To open the message, look around you. Without a doubt you could name five blessings God has given you in the past year. Our God loves us and blesses us.
However, consider why God chooses to bless us. Certainly because of his love for us. However, there is another reason he showers his abundance upon his children.
He wants us to pay it forward. Today let’s look at three ways we can pay God’s blessings forward.
The first of these is to treat those around us fairly.
The nature of the human experience is that we will have misunderstandings with those around us. Every human comes from a different set of rules and expectations, and it’s not always easy to make allowances for others.
However, in Job 31:13, God tells us that if we deny justice to those we are in daily contact with, what will we do when God calls us to account for our sins?
When we admit our shortcomings against others, God will forgive our sins against him.
Second, when God blesses us financially, it is an opportunity to bless others.
Jewish law provided that all Hebrew bondsmen be freed every seven years.

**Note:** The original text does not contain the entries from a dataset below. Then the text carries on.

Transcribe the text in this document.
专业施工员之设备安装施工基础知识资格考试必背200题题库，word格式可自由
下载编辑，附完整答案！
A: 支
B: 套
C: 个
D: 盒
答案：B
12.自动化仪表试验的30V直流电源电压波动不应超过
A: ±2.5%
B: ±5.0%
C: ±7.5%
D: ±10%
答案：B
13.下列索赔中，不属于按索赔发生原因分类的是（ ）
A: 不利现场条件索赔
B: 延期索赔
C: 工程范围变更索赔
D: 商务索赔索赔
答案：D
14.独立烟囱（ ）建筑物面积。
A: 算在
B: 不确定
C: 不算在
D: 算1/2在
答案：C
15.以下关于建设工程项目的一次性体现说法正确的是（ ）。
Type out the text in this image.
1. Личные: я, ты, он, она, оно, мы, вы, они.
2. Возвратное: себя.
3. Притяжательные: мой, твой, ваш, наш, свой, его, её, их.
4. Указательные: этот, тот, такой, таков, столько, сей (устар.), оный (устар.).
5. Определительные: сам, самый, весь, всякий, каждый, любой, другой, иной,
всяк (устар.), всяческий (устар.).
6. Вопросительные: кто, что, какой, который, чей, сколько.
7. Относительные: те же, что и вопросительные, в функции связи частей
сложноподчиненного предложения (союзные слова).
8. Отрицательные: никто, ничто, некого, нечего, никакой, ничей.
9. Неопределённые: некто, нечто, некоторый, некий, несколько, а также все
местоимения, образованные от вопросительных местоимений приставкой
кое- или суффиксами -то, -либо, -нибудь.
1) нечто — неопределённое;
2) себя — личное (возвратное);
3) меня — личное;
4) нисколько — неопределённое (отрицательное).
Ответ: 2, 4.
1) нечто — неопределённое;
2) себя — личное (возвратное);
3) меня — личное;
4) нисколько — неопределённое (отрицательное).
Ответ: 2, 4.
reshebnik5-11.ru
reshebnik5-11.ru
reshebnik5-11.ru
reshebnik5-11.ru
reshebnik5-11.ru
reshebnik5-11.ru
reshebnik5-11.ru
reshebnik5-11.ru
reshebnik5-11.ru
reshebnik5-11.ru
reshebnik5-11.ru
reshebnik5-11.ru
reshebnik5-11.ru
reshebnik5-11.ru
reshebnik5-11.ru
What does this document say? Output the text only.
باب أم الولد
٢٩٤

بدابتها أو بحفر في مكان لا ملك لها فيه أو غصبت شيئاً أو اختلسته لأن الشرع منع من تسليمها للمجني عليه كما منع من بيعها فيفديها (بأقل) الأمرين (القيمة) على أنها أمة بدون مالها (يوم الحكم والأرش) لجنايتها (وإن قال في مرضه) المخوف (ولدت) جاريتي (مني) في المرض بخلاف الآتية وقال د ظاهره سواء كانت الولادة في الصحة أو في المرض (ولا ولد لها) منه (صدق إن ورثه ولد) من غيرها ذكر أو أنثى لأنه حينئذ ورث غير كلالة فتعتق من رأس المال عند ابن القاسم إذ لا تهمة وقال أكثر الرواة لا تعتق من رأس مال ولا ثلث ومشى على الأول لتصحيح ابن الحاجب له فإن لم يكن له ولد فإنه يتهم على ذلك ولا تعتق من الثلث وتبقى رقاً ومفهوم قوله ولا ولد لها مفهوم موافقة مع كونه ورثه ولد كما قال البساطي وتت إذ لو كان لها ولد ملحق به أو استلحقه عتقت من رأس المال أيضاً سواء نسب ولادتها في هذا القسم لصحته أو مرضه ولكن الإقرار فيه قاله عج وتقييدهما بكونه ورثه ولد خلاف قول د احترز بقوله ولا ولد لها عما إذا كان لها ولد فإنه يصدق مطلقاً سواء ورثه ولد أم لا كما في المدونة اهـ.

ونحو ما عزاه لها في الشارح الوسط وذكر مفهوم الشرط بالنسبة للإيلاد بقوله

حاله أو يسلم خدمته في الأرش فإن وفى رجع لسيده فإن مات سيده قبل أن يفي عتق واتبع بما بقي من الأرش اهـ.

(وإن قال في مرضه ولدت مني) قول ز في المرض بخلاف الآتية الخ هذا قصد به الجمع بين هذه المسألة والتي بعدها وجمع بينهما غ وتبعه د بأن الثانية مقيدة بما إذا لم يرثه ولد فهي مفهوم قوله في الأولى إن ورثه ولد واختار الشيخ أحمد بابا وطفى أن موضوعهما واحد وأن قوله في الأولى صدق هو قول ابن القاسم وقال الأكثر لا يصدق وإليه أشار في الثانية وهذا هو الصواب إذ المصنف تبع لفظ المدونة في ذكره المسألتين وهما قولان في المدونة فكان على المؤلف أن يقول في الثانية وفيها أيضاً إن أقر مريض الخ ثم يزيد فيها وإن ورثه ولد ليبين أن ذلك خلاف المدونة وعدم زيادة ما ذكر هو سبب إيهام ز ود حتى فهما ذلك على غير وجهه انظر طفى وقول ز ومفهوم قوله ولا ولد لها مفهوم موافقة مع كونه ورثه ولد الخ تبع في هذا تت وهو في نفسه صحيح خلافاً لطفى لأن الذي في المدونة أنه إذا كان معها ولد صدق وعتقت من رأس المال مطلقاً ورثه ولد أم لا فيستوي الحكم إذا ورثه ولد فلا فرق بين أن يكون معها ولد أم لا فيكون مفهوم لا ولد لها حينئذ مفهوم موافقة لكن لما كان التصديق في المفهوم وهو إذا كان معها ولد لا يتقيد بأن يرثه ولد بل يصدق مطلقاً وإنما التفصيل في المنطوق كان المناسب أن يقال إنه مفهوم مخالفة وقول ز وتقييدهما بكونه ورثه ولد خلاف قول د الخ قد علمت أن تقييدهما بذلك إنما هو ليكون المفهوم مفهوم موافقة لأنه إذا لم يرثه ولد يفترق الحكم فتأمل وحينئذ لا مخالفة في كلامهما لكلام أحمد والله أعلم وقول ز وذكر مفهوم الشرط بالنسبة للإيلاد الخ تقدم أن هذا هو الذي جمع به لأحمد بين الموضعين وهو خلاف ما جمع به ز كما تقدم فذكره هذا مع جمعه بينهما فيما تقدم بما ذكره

For us, this is like walking away from our home after investing in it for seven years, or accumulating a bank account, and after seven years of saving, watching it evaporate into nothing.
Not so easy, is it?
Jeremiah 34:9-10 speaks of a covenant made by Zedekiah, king of Judah, to reinstate this practice. Every man in Judah agreed and set his bondsmen free.
Then they reneged.
Of course, we no longer own bondsmen. Or do we? Loans we make, favors we can call in, family obligations... When God blesses us with material goods, he wants us to share our increase with those who have less. Maybe it’s time to let some of our bondsmen go.
The inhabitants of Judah? God said that because they did not fulfill the covenant they made, he would deliver them into the hands of the Babylonians.
Ouch!
Finally, God wants us to give of ourselves.
This is the hardest of the three ways to pay God’s blessings forward. It takes something very precious to all of us, and that is our time.
In Deuteronomy, God repeatedly tells us to include all people in our celebrations, even those who are strangers in our midst.
In 5:14, when we take time off work, we are also to allow our hired hands to take a break from their duties.
In 12:17-18, when we throw a party to celebrate God’s blessings, we are to welcome everyone we know, including our children, our hired hands, and those visiting from other countries.
In 16:10-15, if we visit God’s house with our friends and neighbors, and we include our children as well as strangers, he will shower his blessings of increase upon our household.
God does love his children, and he wants us to have the bounty of the land. However, if we gather his blessings into storehouses, then what use is it to us or to him? He wants us to use our increase to pay his blessings forward to others.
When we pay God’s blessings forward, he will shower his increase upon us, for we will have shown him we can be trusted with the bounty of his love.